Są kapele, które nie kryją się specjalnie z inspiracjami i wychodzi im to na plus, chociaż nie mają rzeszy „fanów”. Inni rżną bez cienia zażenowania i… mają się świetnie.


Zespołem z tej pierwszej grupy jest dla mnie pomorski duet HELL’S CORONATION. Panowie wyrażają swoją fascynację starym black/death/dark metalem w stylu, który dawno, dawno temu uprawiał SAMAEL. Bracia Locher, jeszcze jako duo Vorphalack/Xytraguptor, popełnili na początku lat dziewięćdziesiątych album „Worship Him”, którego echa wciąż słychać w twórczości HELL’S CORONATION. Tak, tak… „Silver Knife…” jest przesiąknięte nieco siermiężnym, ale miarowym czarnym metalem, którego brzmienie nie jest wcale takie „łaaał”. W ciągu blisko dwudziestu minut muzyki rozbrzmiewającej Piekłem, muzycy smagają łańcuchami po plecach słuchacza, nie szczędząc mu powrotu do okresu, kiedy nie wszystkie kapele metalowe latały do Morrisound na Florydę czy do Sunlight Studio. SAMAEL w swoim czasie wymiatał, mimo że to co robił, było brudne i mroczne. A nawet właśnie dlatego, że to było brudne i mroczne!

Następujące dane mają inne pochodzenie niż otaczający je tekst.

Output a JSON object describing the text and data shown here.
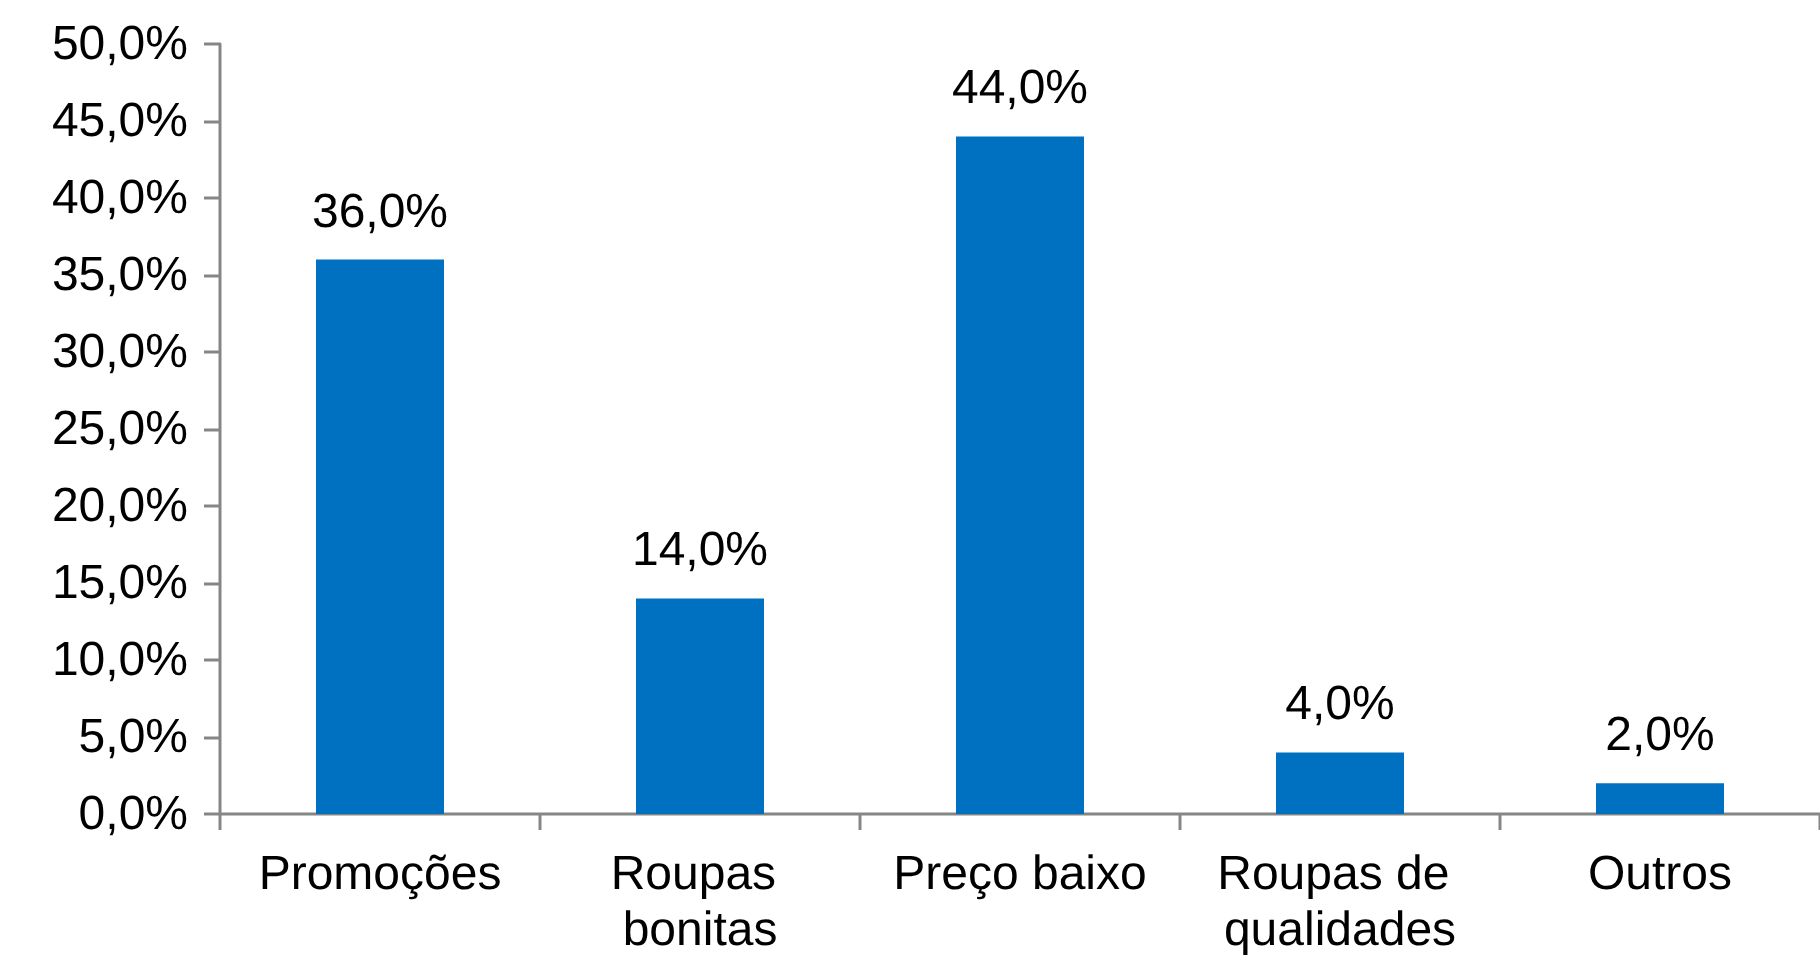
{
  "chart_data": {
    "type": "bar",
    "categories": [
      "Promoções",
      "Roupas bonitas",
      "Preço baixo",
      "Roupas de qualidades",
      "Outros"
    ],
    "values": [
      36,
      14,
      44,
      4,
      2
    ],
    "color": "#0070c0",
    "value_labels": [
      "36,0%",
      "14,0%",
      "44,0%",
      "4,0%",
      "2,0%"
    ],
    "ylim": [
      0,
      50
    ],
    "yticks": [
      {
        "value": 0,
        "label": "0,0%"
      },
      {
        "value": 5,
        "label": "5,0%"
      },
      {
        "value": 10,
        "label": "10,0%"
      },
      {
        "value": 15,
        "label": "15,0%"
      },
      {
        "value": 20,
        "label": "20,0%"
      },
      {
        "value": 25,
        "label": "25,0%"
      },
      {
        "value": 30,
        "label": "30,0%"
      },
      {
        "value": 35,
        "label": "35,0%"
      },
      {
        "value": 40,
        "label": "40,0%"
      },
      {
        "value": 45,
        "label": "45,0%"
      },
      {
        "value": 50,
        "label": "50,0%"
      }
    ]
  }
}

Podobnie ma się sprawa z muzą pomorskich metalowców – Zepara i Coffincrushera. Co prawda tego drugiego nie ma już w składzie, ale Zepar dobrał sobie do kompanii Skogena (m.in. BIAŁY VITEŹ, SKOGEN, UPIR) i pewnie za chwilę znów w duecie zmontuje coś mrocznego. Zanim tak się stanie, mamy okazję wysłuchać EP „Silver Knife…”. To kawał „dobrej” muzy, o ile pojęcie dobra w black metalu w ogóle powinno funkcjonować. „Dobra muzyka” to tutaj o tyle niefortunne określenie, że HELL’S CORONATION nie brzmi czysto, świetnie, fajnie…, a co za tym idzie „dobrze”. Brzmienie ma piwniczny posmak, co – nie trudno się chyba domyśleć – jest zabiegiem absolutnie zamierzonym. Taki urok gatunku, w którym pomorska Bestia się porusza. Co ciekawe SAMAEL gra przecież już kompletnie inaczej, a i tak jego twórczość nadal inspiruje innych. I na szczęście nie ta obecna twórczość, a ta, za którą Szwajcarów wielbiliśmy. Dla wielu SAMAEL skończył się po „Blood Ritual”, dla niżej podpisanego po „Ceremony of Opposities”, co nie zmienia faktu, że najbardziej kultowy i tak jest „Worship Him”. W trzech kompozycjach HELL’S CORONATION klimat tej płyty czuć niemal na każdym kroku (momentami słyszę też np. DARKTHRONE z okresu „A Blaze In the Northern Sky”).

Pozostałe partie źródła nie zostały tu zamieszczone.